In rendering these opinions, we have examined the Company’s Articles of Incorporation and Bylaws, both as amended and currently in effect, the Registration Statement, and the exhibits thereto, and such other records, instruments and documents as we have deemed advisable in order to render these opinions. In such examination, we have assumed the genuineness of all signatures, the legal capacity of all natural persons, the authenticity of all documents submitted to us as originals, the conformity to original documents of all documents submitted to us as certified, conformed or photo static copies and the authenticity of the originals of such latter documents. In providing these opinions, we have further relied as to certain matters on information obtained from officers of the Company.

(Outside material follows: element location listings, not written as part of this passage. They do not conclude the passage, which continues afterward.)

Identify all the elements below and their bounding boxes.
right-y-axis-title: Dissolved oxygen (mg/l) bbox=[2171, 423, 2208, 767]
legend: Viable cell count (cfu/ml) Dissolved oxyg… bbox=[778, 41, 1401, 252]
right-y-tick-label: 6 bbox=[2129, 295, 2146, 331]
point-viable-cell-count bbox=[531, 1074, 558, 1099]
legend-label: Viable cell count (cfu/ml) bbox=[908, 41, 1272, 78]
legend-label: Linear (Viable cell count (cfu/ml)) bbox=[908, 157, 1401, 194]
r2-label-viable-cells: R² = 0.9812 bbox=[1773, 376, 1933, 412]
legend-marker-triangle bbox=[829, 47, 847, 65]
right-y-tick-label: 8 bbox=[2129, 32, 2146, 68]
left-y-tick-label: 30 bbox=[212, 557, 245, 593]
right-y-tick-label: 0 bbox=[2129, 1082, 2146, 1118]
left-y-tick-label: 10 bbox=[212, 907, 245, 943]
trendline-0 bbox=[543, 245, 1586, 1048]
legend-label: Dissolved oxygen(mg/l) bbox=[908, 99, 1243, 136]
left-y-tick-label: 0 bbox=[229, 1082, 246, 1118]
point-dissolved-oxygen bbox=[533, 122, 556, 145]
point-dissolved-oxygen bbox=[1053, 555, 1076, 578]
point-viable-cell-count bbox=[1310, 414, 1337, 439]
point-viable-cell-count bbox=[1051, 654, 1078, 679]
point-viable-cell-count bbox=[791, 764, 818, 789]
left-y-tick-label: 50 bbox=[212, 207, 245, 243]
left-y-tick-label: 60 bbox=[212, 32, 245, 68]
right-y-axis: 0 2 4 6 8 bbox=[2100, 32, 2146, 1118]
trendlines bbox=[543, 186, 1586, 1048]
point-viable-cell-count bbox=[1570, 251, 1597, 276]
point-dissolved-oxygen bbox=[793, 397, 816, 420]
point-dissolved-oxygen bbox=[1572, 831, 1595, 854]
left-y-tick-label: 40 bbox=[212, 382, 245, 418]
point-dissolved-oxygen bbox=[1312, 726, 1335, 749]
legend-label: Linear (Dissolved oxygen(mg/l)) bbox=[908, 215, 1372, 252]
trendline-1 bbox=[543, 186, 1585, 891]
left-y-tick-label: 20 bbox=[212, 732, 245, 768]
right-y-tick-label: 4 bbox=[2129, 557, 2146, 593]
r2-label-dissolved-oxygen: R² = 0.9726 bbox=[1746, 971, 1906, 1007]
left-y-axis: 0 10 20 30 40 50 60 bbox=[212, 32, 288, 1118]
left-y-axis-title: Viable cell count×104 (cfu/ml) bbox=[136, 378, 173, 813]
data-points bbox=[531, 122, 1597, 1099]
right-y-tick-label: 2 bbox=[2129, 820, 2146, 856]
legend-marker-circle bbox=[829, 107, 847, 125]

We are opining herein as to the laws of the United States and Chapter 78 of the Nevada Revised Statutes of the State of Nevada, and we express no opinion with respect to any other laws.

 

Subject to the foregoing and the other matters set forth herein, it is our opinion that, as of the date hereof:

 

1. The issue of the Shares has been duly authorized by all necessary corporate action of the Company, and when the Shares have been duly registered on the books of the transfer agent and registrar therefor in the name or on behalf of the holders of such Shares and Warrants, and have been issued by the Company upon exercise of the Warrants, the Shares will be validly issued, fully paid and non-assessable.

 

This opinion is for your benefit in connection with the Registration Statement and may be relied upon by you and by persons entitled to rely upon it pursuant to the applicable provisions of the Act. We consent to your filing this opinion as an exhibit to the Registration Statement and to the reference to our firm in the Prospectus under the heading “Legal Matters.” In giving such consent, we do not thereby admit that we are in the category of persons whose consent is required under Section 7 of the Act or the rules and regulations of the Commission thereunder.